Karen Heller, Inquirer Columnist
Posted: Wednesday, January 15, 2014, 1:08 AMState officials have been debating Philadelphia's second casino since the Carter administration. OK, since 2006. It just feels like forever.
This month, the Gaming Control Board will hold three days of hearings for the five remaining bidders. The entertainment level will surely be diminished, since Steve Wynn bolted, again, after setting a record for dropping University of Pennsylvania references, the assumption being that attending college here guarantees a casino license.
But here's a thought: What if the board considered the long game, and said no to a second city casino? The East Coast is saturated with gambling and drowning in slots. Pennsylvania already has a dozen casinos. The advent of New Jersey's online gambling means casinos have lost consumers they're never wooing back. And Atlantic City is sinking, more than 1,600 jobs eliminated this week with the shuttering of the Atlantic Club.
"This is a bad idea," said Roger Gros, publisher of Global Gaming Business magazine. "I really think a second casino is going to impact Philadelphia pretty substantially. They should have waited to see how the market develops."
But states foolishly believe that, like the House, the government always wins - especially Pennsylvania, with its 55 percent tax. (By comparison, Nevada's maximum is 7.7 percent.) The state has raked in billions, more funds for property-tax relief and intended wage-tax reduction in Philadelphia, but proceeds have dropped with the growth of casinos in neighboring states.
The second city enterprise is front-loaded with promise, a $50 million license, and new construction and casino jobs. But the project will cannibalize existing casinos only a few miles away. You're robbing SugarHouse and Harrah's Philadelphia Casino & Racetrack (in Chester) for a new casino's payday.
And you have to wonder: Who are the true beneficiaries of these projects? New Jersey's online gambling has proven to be a $50.3 million bonanza - for casinos, but also lawyers, lobbyists, and consultants.
To the gambler, casinos are rarely about rhinestones and steak. It's about convenience, like parking. "Downtown casinos, city casinos, they don't work. They never have," said Alan Woinski, president of Gaming USA Corp., publisher of daily industry reports. "They create more problems than they generate. Harrah's New Orleans went bankrupt twice."
I'm not a gambler - you might as well flush the cash down the toilet - though I'm not opposed to gambling. People have the right to waste money however they wish. I've always preferred shoes.
What I'm against is another massive struggling construction project - like the Convention Center, home of the gaming hearings.

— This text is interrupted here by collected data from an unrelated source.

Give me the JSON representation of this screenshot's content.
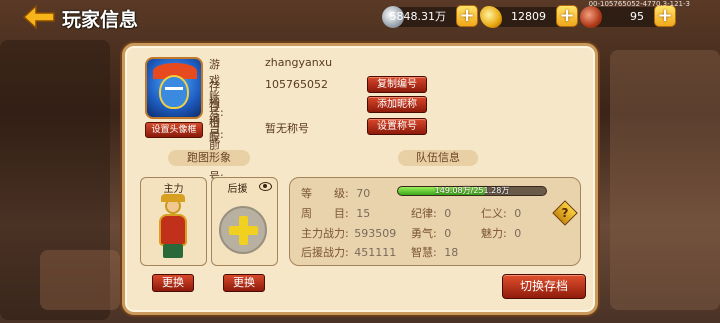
{
  "header": {
    "title": "玩家信息",
    "silver": "5848.31万",
    "gold": "12809",
    "meat": "95",
    "version": "00-105765052-4770.3-121-3"
  },
  "profile": {
    "set_avatar_label": "设置头像框",
    "account_label": "游戏账号:",
    "account_value": "zhangyanxu",
    "save_id_label": "存档编号:",
    "save_id_value": "105765052",
    "nickname_label": "存档昵称:",
    "nickname_value": "",
    "title_label": "当前称号:",
    "title_value": "暂无称号",
    "copy_id_button": "复制编号",
    "add_nickname_button": "添加昵称",
    "set_title_button": "设置称号"
  },
  "sections": {
    "avatar_section": "跑图形象",
    "team_section": "队伍信息"
  },
  "slots": {
    "main_label": "主力",
    "support_label": "后援",
    "swap_label": "更换"
  },
  "stats": {
    "level_label": "等　　级:",
    "level_value": "70",
    "exp_text": "149.08万/251.28万",
    "exp_fraction": 0.593,
    "week_label": "周　　目:",
    "week_value": "15",
    "discipline_label": "纪律:",
    "discipline_value": "0",
    "benevolence_label": "仁义:",
    "benevolence_value": "0",
    "main_power_label": "主力战力:",
    "main_power_value": "593509",
    "courage_label": "勇气:",
    "courage_value": "0",
    "charm_label": "魅力:",
    "charm_value": "0",
    "support_power_label": "后援战力:",
    "support_power_value": "451111",
    "wisdom_label": "智慧:",
    "wisdom_value": "18"
  },
  "switch_save_button": "切换存档"
}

Experts say developers are wrong to believe a casino will boost conventions: "You put a casino near a successful convention center to help the casino," Woinski said, not the other way around.
Philadelphia officials prefer the downtown proposals, which are selling more sizzle: Bart Blatstein's Provence (in the old Inquirer Building with the promise of 75 shops, bars, and restaurants) and Ken Goldenberg's Market8 with a hotel, "world-class restaurants and night clubs." (Lewis Katz, a managing partner of the company that owns The Inquirer, is among the investors who own the land for that proposed project.)
"But amenities aren't going to drive a casino to prosperity," said gaming consultant Michael Meczka, who argues that the number of gamblers who visit a casino once a year has remained consistent - a quarter of the population - while the number of casinos keeps multiplying. In Philadelphia, we already have "world-class restaurants" and nightclubs.
"The spa and luxury hotel, with the exception of Las Vegas, don't increase patronage," Meczka said. "What enhances loyalty is good gambling value, location, smaller prizes with greater frequency, and a strong players' club loyalty program." For all the bells and whistles, casinos don't want nongamblers like me: "You're going to wear out more carpet than you're worth."
A second casino, Woinski said, "is narrow-minded thinking," a gamble in itself, cash now for potential pain and failure later. "The smart thing would be to say no."